Essential Eight Update

The Australian Signals Directorate have released their annual update to the Essential Eight Maturity Model. These changes are based on cyber threat intelligence, feedback from both government and industry and uplift activities.

The key areas which have been a focus for this update are:

• Balancing patching timeframes, to prioritise and emphasise the patching of high risk applications and vulnerabilities as well as updating timeframes for all patching to reflect the priorities. 
• Strengthening Multi Factor Authentication (MFA) by requiring it for web portals which store sensitive data (eg personal, health and identity documentation)  and tightening up on use of stronger forms of MFA and increasing adoption of phishing resistant MFA (e.g. smart cards, security keys or Windows Hello for Business)
• Enhancing administration privileges controls to explicitly identify and strictly limit to required accesses and duties of accounts. Requirements have also been added to ensure consistency with governance processes for granting, controlling and rescinding privileged access to systems and applications.
• Other adjustments to the requirements around application control and application hardening in particular based on the maturity level.

For more detailed information on the changes to the different maturity levels of the Essential Eight, visit here. Other information on the Essential Eight can be found here.

Government response to the Privacy Act Review

Following on from public consultation to the Privacy Act Review Report released in February 2023, the Government has released its formal response, which can be found here.

This will drive the reform of the Privacy Act under the following 5 focus areas.

1. Bringing the Privacy Act into the digital age – by recognising the need to protect privacy and determining further how best to apply the Act to a broader range of information and entities which handle personal information online.
2. Uplift protections – by requiring entities to be accountable for handling individuals’ information and enhancing requirements to keep information secure and destroying it when it Is no longer needed.
3. Increase clarity and simplicity for entities and individuals - by providing greater clarity on how to protect people’s privacy and simplify the obligations that apply when handling personal information. This will aim to improve coherence across different legal frameworks, simplify requirements and reduce inconsistencies.
4. Improve control and transparency for individuals over their personal information – by improving consent and notice mechanisms and exploring individuals’ rights in relation to personal information and increasing avenues to seek redress for interferences with privacy.
5. Strengthen enforcement – by increasing OAIC enforcement powers and expanding the scope of orders a court may make in civil penalty proceedings.

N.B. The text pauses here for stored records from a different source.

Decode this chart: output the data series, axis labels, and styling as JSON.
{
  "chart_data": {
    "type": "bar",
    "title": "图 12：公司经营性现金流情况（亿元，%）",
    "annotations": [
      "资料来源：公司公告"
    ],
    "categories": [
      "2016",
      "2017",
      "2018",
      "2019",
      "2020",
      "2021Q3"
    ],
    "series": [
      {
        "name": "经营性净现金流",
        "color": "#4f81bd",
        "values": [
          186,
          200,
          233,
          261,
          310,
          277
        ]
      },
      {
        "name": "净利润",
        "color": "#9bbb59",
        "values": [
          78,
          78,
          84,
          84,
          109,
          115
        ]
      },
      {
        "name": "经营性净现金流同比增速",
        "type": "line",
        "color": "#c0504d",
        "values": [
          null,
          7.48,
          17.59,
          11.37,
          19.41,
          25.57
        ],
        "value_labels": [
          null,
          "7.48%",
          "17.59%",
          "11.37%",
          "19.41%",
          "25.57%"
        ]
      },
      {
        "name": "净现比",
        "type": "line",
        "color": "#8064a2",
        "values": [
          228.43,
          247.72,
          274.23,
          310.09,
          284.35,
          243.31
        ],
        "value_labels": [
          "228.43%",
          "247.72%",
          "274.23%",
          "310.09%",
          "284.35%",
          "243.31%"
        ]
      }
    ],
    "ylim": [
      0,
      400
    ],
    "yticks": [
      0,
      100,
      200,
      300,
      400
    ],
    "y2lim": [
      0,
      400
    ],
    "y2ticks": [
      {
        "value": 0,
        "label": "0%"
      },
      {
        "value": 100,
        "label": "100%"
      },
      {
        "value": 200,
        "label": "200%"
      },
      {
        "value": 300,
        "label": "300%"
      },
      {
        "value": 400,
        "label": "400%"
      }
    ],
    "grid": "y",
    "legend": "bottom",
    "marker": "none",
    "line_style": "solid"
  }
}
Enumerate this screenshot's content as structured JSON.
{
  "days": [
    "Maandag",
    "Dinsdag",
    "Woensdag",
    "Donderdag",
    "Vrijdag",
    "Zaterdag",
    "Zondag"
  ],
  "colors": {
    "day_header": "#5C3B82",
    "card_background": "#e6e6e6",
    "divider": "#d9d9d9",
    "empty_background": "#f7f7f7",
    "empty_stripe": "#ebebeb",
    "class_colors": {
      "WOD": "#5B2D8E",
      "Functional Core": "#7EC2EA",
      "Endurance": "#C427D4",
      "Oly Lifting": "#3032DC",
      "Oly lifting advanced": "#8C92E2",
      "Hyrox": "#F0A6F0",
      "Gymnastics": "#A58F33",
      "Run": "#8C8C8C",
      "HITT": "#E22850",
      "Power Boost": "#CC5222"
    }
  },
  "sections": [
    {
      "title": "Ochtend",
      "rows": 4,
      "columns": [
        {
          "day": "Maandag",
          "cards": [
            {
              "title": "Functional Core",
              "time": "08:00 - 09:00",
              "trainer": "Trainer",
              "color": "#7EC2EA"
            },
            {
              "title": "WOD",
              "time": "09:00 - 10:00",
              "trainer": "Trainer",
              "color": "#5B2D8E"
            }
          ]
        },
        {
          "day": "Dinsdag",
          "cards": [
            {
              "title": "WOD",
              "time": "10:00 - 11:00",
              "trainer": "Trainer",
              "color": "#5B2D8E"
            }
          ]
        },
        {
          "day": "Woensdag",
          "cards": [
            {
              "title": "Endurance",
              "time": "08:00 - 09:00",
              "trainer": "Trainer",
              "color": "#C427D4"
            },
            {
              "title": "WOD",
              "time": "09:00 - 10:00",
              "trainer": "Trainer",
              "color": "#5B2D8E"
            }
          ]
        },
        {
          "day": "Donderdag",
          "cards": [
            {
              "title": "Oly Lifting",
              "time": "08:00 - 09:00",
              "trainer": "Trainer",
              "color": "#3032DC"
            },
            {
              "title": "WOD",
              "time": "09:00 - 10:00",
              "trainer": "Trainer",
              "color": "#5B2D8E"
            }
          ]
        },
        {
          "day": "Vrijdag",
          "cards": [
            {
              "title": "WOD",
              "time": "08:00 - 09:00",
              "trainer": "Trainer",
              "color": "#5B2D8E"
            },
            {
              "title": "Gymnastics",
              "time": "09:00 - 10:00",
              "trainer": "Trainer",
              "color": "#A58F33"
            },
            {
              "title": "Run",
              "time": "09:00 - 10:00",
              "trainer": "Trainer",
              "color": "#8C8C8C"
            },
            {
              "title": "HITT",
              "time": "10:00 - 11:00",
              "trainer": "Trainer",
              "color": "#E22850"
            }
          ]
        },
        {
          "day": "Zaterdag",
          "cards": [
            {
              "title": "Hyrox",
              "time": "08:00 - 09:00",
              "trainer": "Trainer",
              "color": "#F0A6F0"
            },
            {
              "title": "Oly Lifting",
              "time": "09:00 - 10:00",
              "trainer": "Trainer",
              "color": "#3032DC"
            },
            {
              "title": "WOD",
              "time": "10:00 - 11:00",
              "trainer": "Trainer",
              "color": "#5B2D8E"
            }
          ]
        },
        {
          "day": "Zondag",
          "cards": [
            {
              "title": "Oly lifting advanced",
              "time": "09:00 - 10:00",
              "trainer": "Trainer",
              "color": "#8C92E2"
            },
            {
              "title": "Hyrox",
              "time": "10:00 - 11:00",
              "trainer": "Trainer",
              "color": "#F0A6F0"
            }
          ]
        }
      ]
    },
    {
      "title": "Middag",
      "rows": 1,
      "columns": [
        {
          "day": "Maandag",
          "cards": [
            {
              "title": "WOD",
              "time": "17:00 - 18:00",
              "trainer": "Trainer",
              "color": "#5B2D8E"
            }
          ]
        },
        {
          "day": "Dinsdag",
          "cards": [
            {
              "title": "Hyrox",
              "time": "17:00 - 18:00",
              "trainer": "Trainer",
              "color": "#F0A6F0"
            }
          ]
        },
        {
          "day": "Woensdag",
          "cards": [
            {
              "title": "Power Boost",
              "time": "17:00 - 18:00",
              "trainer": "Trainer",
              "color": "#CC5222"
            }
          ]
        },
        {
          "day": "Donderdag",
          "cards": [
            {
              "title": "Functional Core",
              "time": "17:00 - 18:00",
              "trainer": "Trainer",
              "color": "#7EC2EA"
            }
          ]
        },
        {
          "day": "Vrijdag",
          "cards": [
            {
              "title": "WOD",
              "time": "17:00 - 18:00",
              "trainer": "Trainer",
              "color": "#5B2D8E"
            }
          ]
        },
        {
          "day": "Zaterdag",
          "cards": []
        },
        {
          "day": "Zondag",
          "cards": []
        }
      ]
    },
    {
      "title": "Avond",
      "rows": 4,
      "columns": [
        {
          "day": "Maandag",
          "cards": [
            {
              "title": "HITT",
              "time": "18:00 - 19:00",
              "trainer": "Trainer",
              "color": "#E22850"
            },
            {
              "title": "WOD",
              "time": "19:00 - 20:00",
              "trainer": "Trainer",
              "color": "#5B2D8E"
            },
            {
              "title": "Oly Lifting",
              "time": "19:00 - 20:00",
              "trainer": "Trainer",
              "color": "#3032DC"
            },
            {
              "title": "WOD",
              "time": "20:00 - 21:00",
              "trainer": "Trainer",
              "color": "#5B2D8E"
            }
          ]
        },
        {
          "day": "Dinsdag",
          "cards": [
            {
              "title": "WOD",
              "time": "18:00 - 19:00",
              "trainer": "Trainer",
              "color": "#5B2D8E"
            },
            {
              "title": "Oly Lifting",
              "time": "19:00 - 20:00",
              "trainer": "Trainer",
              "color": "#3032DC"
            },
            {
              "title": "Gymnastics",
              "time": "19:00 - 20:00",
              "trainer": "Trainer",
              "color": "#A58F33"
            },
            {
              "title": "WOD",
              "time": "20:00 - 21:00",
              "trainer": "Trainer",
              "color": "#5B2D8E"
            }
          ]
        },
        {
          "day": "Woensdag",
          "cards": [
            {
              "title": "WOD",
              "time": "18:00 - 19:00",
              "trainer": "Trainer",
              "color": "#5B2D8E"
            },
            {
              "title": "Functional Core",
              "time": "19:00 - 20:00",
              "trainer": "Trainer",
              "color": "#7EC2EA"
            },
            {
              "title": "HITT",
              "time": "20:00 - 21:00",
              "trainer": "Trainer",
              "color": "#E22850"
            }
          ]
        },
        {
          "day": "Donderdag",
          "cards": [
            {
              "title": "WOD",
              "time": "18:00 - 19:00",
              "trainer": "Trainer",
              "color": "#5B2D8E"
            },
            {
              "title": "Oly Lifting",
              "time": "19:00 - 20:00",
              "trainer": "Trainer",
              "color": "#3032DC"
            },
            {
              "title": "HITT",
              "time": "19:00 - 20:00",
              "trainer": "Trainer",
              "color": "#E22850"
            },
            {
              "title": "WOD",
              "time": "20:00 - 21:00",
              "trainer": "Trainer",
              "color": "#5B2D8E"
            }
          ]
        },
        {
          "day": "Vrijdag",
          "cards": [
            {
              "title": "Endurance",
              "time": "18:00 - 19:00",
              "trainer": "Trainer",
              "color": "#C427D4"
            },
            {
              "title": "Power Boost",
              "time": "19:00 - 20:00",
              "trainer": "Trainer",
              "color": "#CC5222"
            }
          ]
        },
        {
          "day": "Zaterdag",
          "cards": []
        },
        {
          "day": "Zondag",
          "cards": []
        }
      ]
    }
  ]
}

There are still many steps before the Privacy Act legislation is implemented, including the development of legislative proposals, engaging with entities to determine how they could be implemented and detailed impact analysis. Additionally, transition periods will need to be considered to give industry time to implement any changes they are required to make because of the changes.

Conclusion

The Government is responding to the rapidly evolving landscape of cyber security and developing a cohesive strategy to respond in the future. These initiatives underscore the government's commitment to bolstering cyber resilience across the nation. For businesses, this translates to enhanced support for small and medium enterprises, collaborative efforts to combat ransomware, and clearer guidance on cyber security measures. The focus on threat intelligence sharing, enforcement of international standards, and updates to the Essential Eight further emphasise the government's proactive stance. As Australia navigates these advancements, businesses can anticipate a more secure and privacy-focused digital environment, driving growth and innovation with confidence.